Pour mon Alter-Ami, William
Pour notre Amitié féconde
J’ai toute ma santé malgré le fracas… Je sens le vide à une heure dépassée, détruite, chaque seconde millimétrée et puis je retourne ma veste j’embrasse une femme, avez-vous eu le temps de me parler ??? Avez-vous eu le temps instantané votre café est servi, l’avion rate son suicide et je lui envie cette possibilité.
Je m’appelle Antonin Artaud.
Jacques Vaché
Jacques Rigaut
Drieu la Rochelle
Arthur Rimbaud évidemment
Ce sale con est de ma race
Celle du supplice de Lautréamont
Cet infréquenté est de ma race
Mon appellation est celle qu’on donne à l’argent, le nom qu’on ne prête qu’aux riches, le nom du dernier repas, la Cène inachevée
Ni Dieu, ni Bach, ni Nietzsche
Je m’y prends mal avec la bouffonnerie du monde
J’aimerais te serrer fort contre moi une fois deux fois un millier de fois
Te retrouver encore et toujours au même endroit
Croiser et quadriller nos différents états
Tous les jours rater sa vocation.
Tous les jours possédé
Par le fatum frôlant le précipice
L’inéluctable chemin
Nous sommes voulus disaient les païens, n’est-ce-pas sage Lucien ?

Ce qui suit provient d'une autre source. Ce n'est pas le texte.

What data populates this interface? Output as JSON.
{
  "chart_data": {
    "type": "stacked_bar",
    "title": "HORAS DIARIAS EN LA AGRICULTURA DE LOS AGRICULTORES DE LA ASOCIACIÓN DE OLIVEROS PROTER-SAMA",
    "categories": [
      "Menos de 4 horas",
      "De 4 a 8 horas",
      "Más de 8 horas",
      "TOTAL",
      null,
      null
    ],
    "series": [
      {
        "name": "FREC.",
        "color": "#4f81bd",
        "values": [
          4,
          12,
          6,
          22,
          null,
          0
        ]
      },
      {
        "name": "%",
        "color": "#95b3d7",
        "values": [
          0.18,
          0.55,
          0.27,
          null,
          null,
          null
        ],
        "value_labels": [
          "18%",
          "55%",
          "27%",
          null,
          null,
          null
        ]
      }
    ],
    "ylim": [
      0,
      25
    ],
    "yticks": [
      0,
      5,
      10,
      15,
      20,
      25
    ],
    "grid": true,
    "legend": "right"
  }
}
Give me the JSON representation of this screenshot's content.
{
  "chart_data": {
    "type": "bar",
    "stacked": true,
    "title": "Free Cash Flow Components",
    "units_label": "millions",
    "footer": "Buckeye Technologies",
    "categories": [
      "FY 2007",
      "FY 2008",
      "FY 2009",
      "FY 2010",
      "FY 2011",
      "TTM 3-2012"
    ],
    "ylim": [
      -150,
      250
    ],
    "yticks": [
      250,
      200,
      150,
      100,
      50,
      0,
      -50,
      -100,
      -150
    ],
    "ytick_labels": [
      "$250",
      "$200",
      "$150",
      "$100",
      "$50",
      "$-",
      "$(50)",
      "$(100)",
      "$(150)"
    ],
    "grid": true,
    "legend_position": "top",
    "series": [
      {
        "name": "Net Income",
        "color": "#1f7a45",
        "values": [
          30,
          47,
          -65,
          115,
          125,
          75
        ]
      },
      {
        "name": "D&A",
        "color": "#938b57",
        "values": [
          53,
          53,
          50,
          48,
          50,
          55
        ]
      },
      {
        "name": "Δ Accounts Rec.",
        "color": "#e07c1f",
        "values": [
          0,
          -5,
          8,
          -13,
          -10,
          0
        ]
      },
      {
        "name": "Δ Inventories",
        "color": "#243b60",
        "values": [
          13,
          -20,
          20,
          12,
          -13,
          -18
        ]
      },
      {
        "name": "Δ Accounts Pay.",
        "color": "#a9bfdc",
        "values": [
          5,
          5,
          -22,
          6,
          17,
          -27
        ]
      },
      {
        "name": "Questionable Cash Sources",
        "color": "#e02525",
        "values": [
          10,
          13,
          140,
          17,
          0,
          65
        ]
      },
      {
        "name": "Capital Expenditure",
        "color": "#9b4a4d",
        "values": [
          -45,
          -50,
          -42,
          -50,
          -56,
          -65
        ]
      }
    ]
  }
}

Personne sinon les cordes vocales de la Mort.
Tomber si vite dans le désordre de la Nuit.
Guillaume HOOGVELD 2010© Re-post #2012, pour texte et autoportrait.

A bout je t’écris. Juste avant. Des étincelles frappent sur mon front. Il bruine. L’automne déjà. Quel jour sommes-nous. L’année dernière, j’avais des dents. Mes gencives poussent. Cerceaux autour de la lune. Le soleil est oisif. J’aimerais te demander quel âge tu as. Nous sommes mariés depuis ce matin. Je teins mes ténèbres en bleu. Déserte ton travail, tes amis. Prie. Oublie-toi. Imagine que tu n’as pas seulement existé. Aie un orgasme. Chante sous la grêle. Aime des gamines. N’aie pas d’enfants. Souviens-toi. Regarde tes géniteurs copuler. Fais des additions. Pile, tu meurs. Face, tu perds. Reviens 10 ans auparavant. Prends à droite après le feu. Grille-les. Mets du vinaigre. Pose-moi l’unique question. Lâche du lest. Crie au scandale. Après tout. Dissémine des pensées vierges. Abats un passant. Sois probable. Prends une balle dans l’aorte. Sectionne ton poumon gauche. Devine-toi. Sois foutue autant que tu aimes la vie. Envie le Christ. Cercle-toi de ronces. Invente ta langue. Recueille les fruits de ton hasard. Mange des laitues. Extrais du cristal. Derrière la rocade tourne à gauche. A mon retour je t’attendrai. Je t’aurai mal aimé. Mais quand même.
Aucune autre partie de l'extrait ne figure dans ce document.